In tutta l’intervista l’ex segretario del Partito democratico non trova il modo per spendere una parola sul fatti del giorno, cioè il caso Bibbiano con l’assoluzione in secondo grado dello psicoterapeuta Claudio Foti (il fatto non sussiste) dalle accuse di manipolazione delle testimonianze dei bambini.

Di fatto, Zingaretti è in buona compagnia perché incomprensibilmente ad attaccare gli sciacalli di ieri (Conte, Luigi Di Maio, Matteo Salvini, Giorgia Meloni) ci hanno pensato solo Carlo Calenda e soprattutto Matteo Renzi, mentre si è “ascoltato” un silenzio inspiegabile da parte di Elly Schlein e degli altri dirigenti dem. A parte uno della vecchia guardia come Piero Fassino: «Le cose sono adesso chiare in modo inequivocabile. Ci fu una vergognosa aggressione che, avvalendosi di una vicenda giudiziaria, infangò il Partito democratico e i suoi amministratori. Di questa campagna calunniosa e indecente sul piano morale e politico, qualcuno chiederà scusa?».

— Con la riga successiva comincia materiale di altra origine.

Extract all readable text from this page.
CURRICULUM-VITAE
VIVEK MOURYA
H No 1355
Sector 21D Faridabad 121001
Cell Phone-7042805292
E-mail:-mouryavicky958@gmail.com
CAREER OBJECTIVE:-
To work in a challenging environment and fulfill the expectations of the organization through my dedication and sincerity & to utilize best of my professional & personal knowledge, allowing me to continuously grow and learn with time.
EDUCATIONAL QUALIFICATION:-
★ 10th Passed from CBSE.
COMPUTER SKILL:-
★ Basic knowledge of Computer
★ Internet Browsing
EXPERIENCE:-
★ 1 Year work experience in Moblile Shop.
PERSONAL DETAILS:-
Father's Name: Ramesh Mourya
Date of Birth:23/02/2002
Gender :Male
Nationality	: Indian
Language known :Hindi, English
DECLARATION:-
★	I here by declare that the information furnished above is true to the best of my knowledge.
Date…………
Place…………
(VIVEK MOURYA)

Il silenzio del gruppo dirigente forse si spiega con la volontà di non fare la cosa che sarebbe automatico fare: prendersela soprattutto con Giuseppe Conte (e Luigi Di Maio e Alessandro Di Battista) che sulla montatura di Bibbiano costruirono una linea politica lucrando bei voti su una presunta terribile vicenda. Li ricordate, no? «Mai con il Pd, mai con il partito di Bibbiano che toglieva i bambini alle famiglie con l’elettroshock per venderseli», tuonava nel luglio 2019 l’allora plenipotenziario pentastellato Di Maio, che solo tre anni dopo andava a scodinzolare davanti alla ciotola preparata da Enrico Letta per entrare in Parlamento – e nemmeno prese il quorum.

Conte faceva il sostenuto perché era presidente del Consiglio e non infieriva ma lasciava che i suoi azzannassero il Partito democratico godendo delle difficoltà di questo partito che era all’epoca all’opposizione.

Di Salvini è meglio non parlare perché il ricordo della senatrice leghista Lucia Borgonzoni – che in aula che si leva la giacca e mostra la maglietta bianca con la scritta “parlateci di Bibbiano” – suscita ancora un certo ribrezzo.

E poi, dulcis in fundo, c’era lei, Giorgia Meloni, all’epoca ancora ben dentro la parte della militante post-missina, con il cartello «siamo stati i primi ad arrivare saremo gli ultimi ad andarcene» in una parossistica corsa alla strumentalizzazione di un caso che non c’era.

Il saggio Pierluigi Castagnetti due sere fa twittava: «A quest’ora ancora nessuno ha chiesto scusa per avere utilizzato la sofferenza di bambini per una speculazione elettorale». Aspetta e spera, caro Castagnetti. Non esiste più la dignità dell’ammissione dell’errore, l’inevitabilità dell’allargamento delle braccia in segno di scuse, neanche solo il dubbio di aver sbagliato. Sono cose che non si usano più, nel tempo del presentismo mediatico. Ammettere non fa notizia. Alla stregua del politico arrestato e poi rilasciato con tante scuse – ormai è distrutto –, a che serve constatare l’errore, eppure Dante – lo scrisse anni fa Paolo Di Stefano – non avrebbe scritto la Commedia se non avesse riconosciuto di aver smarrito «la diritta via».

Macché, qui le cose scivolano via nel fumo della memoria. D’altra parte il Partito democratico si occupa più dei vicepresidenti del gruppo parlamentare che di questi fatti che pure gli hanno fatto male e avrebbe tutto l’interesse, oltre che tutto il diritto, a pretendere le scuse di tre quarti del mondo politico.

E così, a parte un tweet di Calenda, l’unico a picchiare duro contro i grillini, Salvini e Meloni è stato Matteo Renzi. Piaccia o non piaccia è toccato a lui difendere l’onore di quel Partito democratico che stava per abbandonare: sono le strane vendette della Storia. Sul suo Riformista Renzi è stato pesante: «Domando a Giorgia Meloni: cara presidente, hai detto che sei stata la prima ad arrivare e che saresti stata l’ultima ad andartene. Bene. Hai l’occasione. Chiudila tu la vicenda Bibbiano. Chiedi scusa. E poi spegnila tu la luce così che nessuno si accorga di chi ha la faccia rossa di vergogna». Anche stavolta, Elly Schlein non l’abbiamo vista arrivare.